The supremacy of international treaties over state laws was bedrock principle for 150 years, observes David L. Sloss, a professor of law at SCU. But as his new book makes clear, something happened: The Death of Treaty Supremacy: An Invisible Constitutional Change (Oxford University Press) traces the trouble to 1945 and the signing of the UN Charter, which includes the requirement to uphold “human rights … for all without distinction as to race.”

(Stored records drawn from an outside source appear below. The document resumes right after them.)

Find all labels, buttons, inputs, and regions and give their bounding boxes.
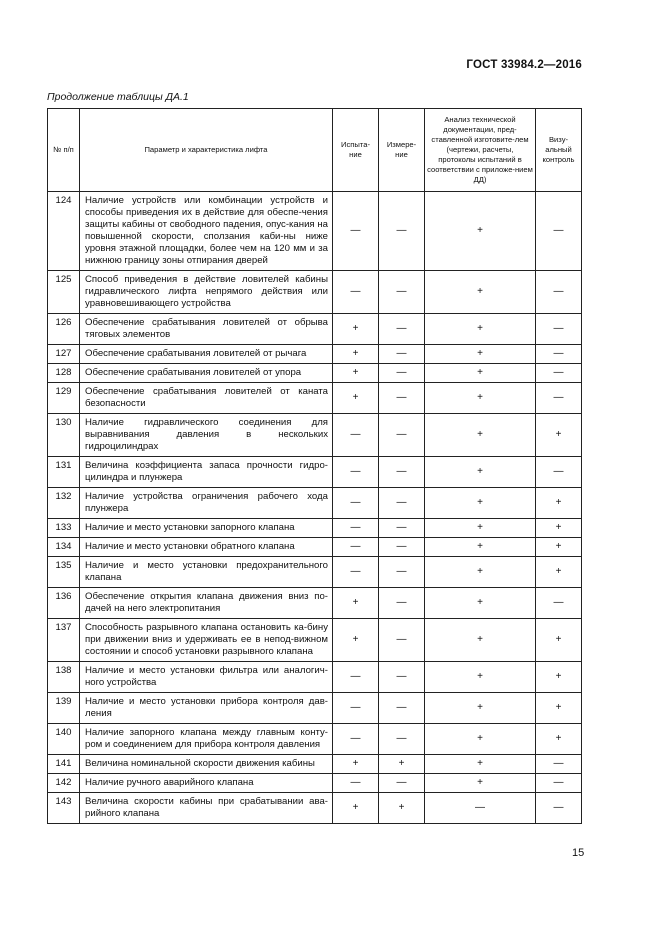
table-row bbox=[48, 414, 582, 457]
parameter-cell: Наличие и место установки запорного клапана bbox=[80, 519, 333, 538]
table-caption: Продолжение таблицы ДА.1 bbox=[47, 91, 189, 103]
measurement-mark-cell: — bbox=[379, 488, 425, 519]
visual-mark-cell: — bbox=[536, 457, 582, 488]
test-mark-cell: — bbox=[333, 457, 379, 488]
visual-mark-cell: — bbox=[536, 755, 582, 774]
test-mark-cell: — bbox=[333, 724, 379, 755]
parameter-cell: Обеспечение открытия клапана движения вниз по-дачей на него электропитания bbox=[80, 588, 333, 619]
table-row bbox=[48, 519, 582, 538]
documentation-mark-cell: + bbox=[425, 314, 536, 345]
row-number-cell: 143 bbox=[48, 793, 80, 824]
measurement-mark-cell: — bbox=[379, 383, 425, 414]
row-number-cell: 126 bbox=[48, 314, 80, 345]
parameter-cell: Наличие гидравлического соединения для выравнивания давления в нескольких гидроцилиндрах bbox=[80, 414, 333, 457]
parameter-cell: Наличие и место установки обратного клапана bbox=[80, 538, 333, 557]
row-number-cell: 139 bbox=[48, 693, 80, 724]
row-number-cell: 135 bbox=[48, 557, 80, 588]
table-row bbox=[48, 364, 582, 383]
row-number-cell: 133 bbox=[48, 519, 80, 538]
test-mark-cell: + bbox=[333, 383, 379, 414]
test-mark-cell: + bbox=[333, 793, 379, 824]
measurement-mark-cell: — bbox=[379, 414, 425, 457]
visual-mark-cell: — bbox=[536, 192, 582, 271]
parameter-cell: Наличие устройства ограничения рабочего хода плунжера bbox=[80, 488, 333, 519]
documentation-mark-cell: + bbox=[425, 588, 536, 619]
documentation-mark-cell: + bbox=[425, 345, 536, 364]
documentation-mark-cell: + bbox=[425, 383, 536, 414]
test-mark-cell: — bbox=[333, 271, 379, 314]
table-row bbox=[48, 793, 582, 824]
measurement-mark-cell: — bbox=[379, 724, 425, 755]
visual-mark-cell: + bbox=[536, 414, 582, 457]
visual-mark-cell: + bbox=[536, 557, 582, 588]
col-header-visual-control: Визу-альный контроль bbox=[536, 109, 582, 192]
visual-mark-cell: + bbox=[536, 662, 582, 693]
documentation-mark-cell: + bbox=[425, 619, 536, 662]
col-header-measurement: Измере-ние bbox=[379, 109, 425, 192]
col-header-documentation-analysis: Анализ технической документации, пред-ставленной изготовите-лем (чертежи, расчеты, протоколы испытаний в соответствии с приложе-нием ДД) bbox=[425, 109, 536, 192]
measurement-mark-cell: — bbox=[379, 519, 425, 538]
table-row bbox=[48, 662, 582, 693]
measurement-mark-cell: — bbox=[379, 538, 425, 557]
row-number-cell: 142 bbox=[48, 774, 80, 793]
visual-mark-cell: + bbox=[536, 724, 582, 755]
measurement-mark-cell: — bbox=[379, 693, 425, 724]
visual-mark-cell: — bbox=[536, 364, 582, 383]
visual-mark-cell: + bbox=[536, 538, 582, 557]
table-row bbox=[48, 314, 582, 345]
parameter-cell: Наличие ручного аварийного клапана bbox=[80, 774, 333, 793]
documentation-mark-cell: + bbox=[425, 364, 536, 383]
test-mark-cell: — bbox=[333, 488, 379, 519]
documentation-mark-cell: + bbox=[425, 538, 536, 557]
measurement-mark-cell: — bbox=[379, 619, 425, 662]
parameter-cell: Обеспечение срабатывания ловителей от упора bbox=[80, 364, 333, 383]
visual-mark-cell: + bbox=[536, 519, 582, 538]
documentation-mark-cell: + bbox=[425, 414, 536, 457]
parameter-cell: Наличие устройств или комбинации устройств и способы приведения их в действие для обеспе-чения защиты кабины от свободного падения, опус-кания на повышенной скорости, сползания каби-ны ниже уровня этажной площадки, более чем на 120 мм и за нижнюю границу зоны отпирания дверей bbox=[80, 192, 333, 271]
table-row bbox=[48, 724, 582, 755]
parameter-cell: Обеспечение срабатывания ловителей от рычага bbox=[80, 345, 333, 364]
table-body bbox=[48, 192, 582, 824]
row-number-cell: 141 bbox=[48, 755, 80, 774]
test-mark-cell: — bbox=[333, 662, 379, 693]
col-header-parameter: Параметр и характеристика лифта bbox=[80, 109, 333, 192]
table-row bbox=[48, 774, 582, 793]
documentation-mark-cell: + bbox=[425, 662, 536, 693]
parameter-cell: Величина номинальной скорости движения кабины bbox=[80, 755, 333, 774]
measurement-mark-cell: — bbox=[379, 774, 425, 793]
table-row bbox=[48, 693, 582, 724]
table-row bbox=[48, 557, 582, 588]
visual-mark-cell: — bbox=[536, 314, 582, 345]
measurement-mark-cell: — bbox=[379, 345, 425, 364]
documentation-mark-cell: + bbox=[425, 755, 536, 774]
table-row bbox=[48, 588, 582, 619]
visual-mark-cell: — bbox=[536, 383, 582, 414]
test-mark-cell: + bbox=[333, 619, 379, 662]
visual-mark-cell: — bbox=[536, 345, 582, 364]
measurement-mark-cell: — bbox=[379, 557, 425, 588]
parameter-cell: Способность разрывного клапана остановить ка-бину при движении вниз и удерживать ее в непод-вижном состоянии и способ установки разрывного клапана bbox=[80, 619, 333, 662]
row-number-cell: 124 bbox=[48, 192, 80, 271]
parameter-cell: Наличие и место установки прибора контроля дав-ления bbox=[80, 693, 333, 724]
row-number-cell: 130 bbox=[48, 414, 80, 457]
test-mark-cell: + bbox=[333, 588, 379, 619]
measurement-mark-cell: — bbox=[379, 314, 425, 345]
parameter-cell: Способ приведения в действие ловителей кабины гидравлического лифта непрямого действия или уравновешивающего устройства bbox=[80, 271, 333, 314]
test-mark-cell: — bbox=[333, 557, 379, 588]
row-number-cell: 138 bbox=[48, 662, 80, 693]
test-mark-cell: — bbox=[333, 774, 379, 793]
table-row bbox=[48, 192, 582, 271]
row-number-cell: 134 bbox=[48, 538, 80, 557]
visual-mark-cell: + bbox=[536, 693, 582, 724]
visual-mark-cell: — bbox=[536, 588, 582, 619]
documentation-mark-cell: + bbox=[425, 693, 536, 724]
measurement-mark-cell: — bbox=[379, 364, 425, 383]
test-mark-cell: + bbox=[333, 755, 379, 774]
test-mark-cell: — bbox=[333, 519, 379, 538]
row-number-cell: 137 bbox=[48, 619, 80, 662]
col-header-number: № п/п bbox=[48, 109, 80, 192]
visual-mark-cell: + bbox=[536, 619, 582, 662]
documentation-mark-cell: + bbox=[425, 457, 536, 488]
test-mark-cell: — bbox=[333, 538, 379, 557]
documentation-mark-cell: — bbox=[425, 793, 536, 824]
table-row bbox=[48, 345, 582, 364]
measurement-mark-cell: + bbox=[379, 793, 425, 824]
parameter-cell: Обеспечение срабатывания ловителей от обрыва тяговых элементов bbox=[80, 314, 333, 345]
test-mark-cell: — bbox=[333, 192, 379, 271]
test-mark-cell: + bbox=[333, 314, 379, 345]
table-header-row bbox=[48, 109, 582, 192]
inspection-table bbox=[47, 108, 582, 824]
documentation-mark-cell: + bbox=[425, 774, 536, 793]
page-number: 15 bbox=[572, 847, 585, 859]
parameter-cell: Обеспечение срабатывания ловителей от каната безопасности bbox=[80, 383, 333, 414]
test-mark-cell: + bbox=[333, 345, 379, 364]
measurement-mark-cell: — bbox=[379, 457, 425, 488]
table-row bbox=[48, 488, 582, 519]
row-number-cell: 132 bbox=[48, 488, 80, 519]
visual-mark-cell: + bbox=[536, 488, 582, 519]
table-row bbox=[48, 383, 582, 414]
table-row bbox=[48, 619, 582, 662]
measurement-mark-cell: — bbox=[379, 271, 425, 314]
visual-mark-cell: — bbox=[536, 774, 582, 793]
parameter-cell: Наличие запорного клапана между главным конту-ром и соединением для прибора контроля давления bbox=[80, 724, 333, 755]
documentation-mark-cell: + bbox=[425, 271, 536, 314]
visual-mark-cell: — bbox=[536, 793, 582, 824]
test-mark-cell: + bbox=[333, 364, 379, 383]
table-row bbox=[48, 755, 582, 774]
row-number-cell: 131 bbox=[48, 457, 80, 488]
row-number-cell: 129 bbox=[48, 383, 80, 414]
test-mark-cell: — bbox=[333, 414, 379, 457]
parameter-cell: Величина коэффициента запаса прочности гидро-цилиндра и плунжера bbox=[80, 457, 333, 488]
parameter-cell: Величина скорости кабины при срабатывании ава-рийного клапана bbox=[80, 793, 333, 824]
col-header-test: Испыта-ние bbox=[333, 109, 379, 192]
table-row bbox=[48, 457, 582, 488]
documentation-mark-cell: + bbox=[425, 192, 536, 271]
table-row bbox=[48, 538, 582, 557]
measurement-mark-cell: — bbox=[379, 588, 425, 619]
row-number-cell: 125 bbox=[48, 271, 80, 314]
row-number-cell: 127 bbox=[48, 345, 80, 364]
row-number-cell: 128 bbox=[48, 364, 80, 383]
parameter-cell: Наличие и место установки фильтра или аналогич-ного устройства bbox=[80, 662, 333, 693]
documentation-mark-cell: + bbox=[425, 557, 536, 588]
measurement-mark-cell: — bbox=[379, 192, 425, 271]
test-mark-cell: — bbox=[333, 693, 379, 724]
row-number-cell: 136 bbox=[48, 588, 80, 619]
documentation-mark-cell: + bbox=[425, 488, 536, 519]
row-number-cell: 140 bbox=[48, 724, 80, 755]
parameter-cell: Наличие и место установки предохранительного клапана bbox=[80, 557, 333, 588]
documentation-mark-cell: + bbox=[425, 519, 536, 538]
documentation-mark-cell: + bbox=[425, 724, 536, 755]
standard-number: ГОСТ 33984.2—2016 bbox=[466, 59, 582, 71]
visual-mark-cell: — bbox=[536, 271, 582, 314]
measurement-mark-cell: + bbox=[379, 755, 425, 774]
measurement-mark-cell: — bbox=[379, 662, 425, 693]
table-row bbox=[48, 271, 582, 314]
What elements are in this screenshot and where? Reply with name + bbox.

Five years later, a California state court used that charter and the supremacy clause to overturn a law discriminating against Japanese nationals. Implications for Jim Crow laws on the books were clear. Conservatives proposed a constitutional amendment to invalidate the supremacy clause. Liberals argued that an amendment wasn’t necessary; the clause was optional, they said—only treaties that stipulated how they would be executed (self-executing) fell under the supremacy clause. It has been interpreted thus ever since. “The optional supremacy rule impairs the president’s ability to conduct foreign policy,” Sloss notes. President George W. Bush learned that firsthand; in Medellín v. Texas, he ordered Texas to comply with U.S. treaty obligations. The Supreme Court ruled that Texas didn’t have to; the treaty provision in question was non-self-executing.

The result: “Texas subverted U.S. compliance with a treaty obligation that binds the entire nation.” For those paying attention to original intent, Sloss says, that’s precisely what the Framers thought they were trying to avert. After all, it was a treaty (Paris, 1783) that gave us a country.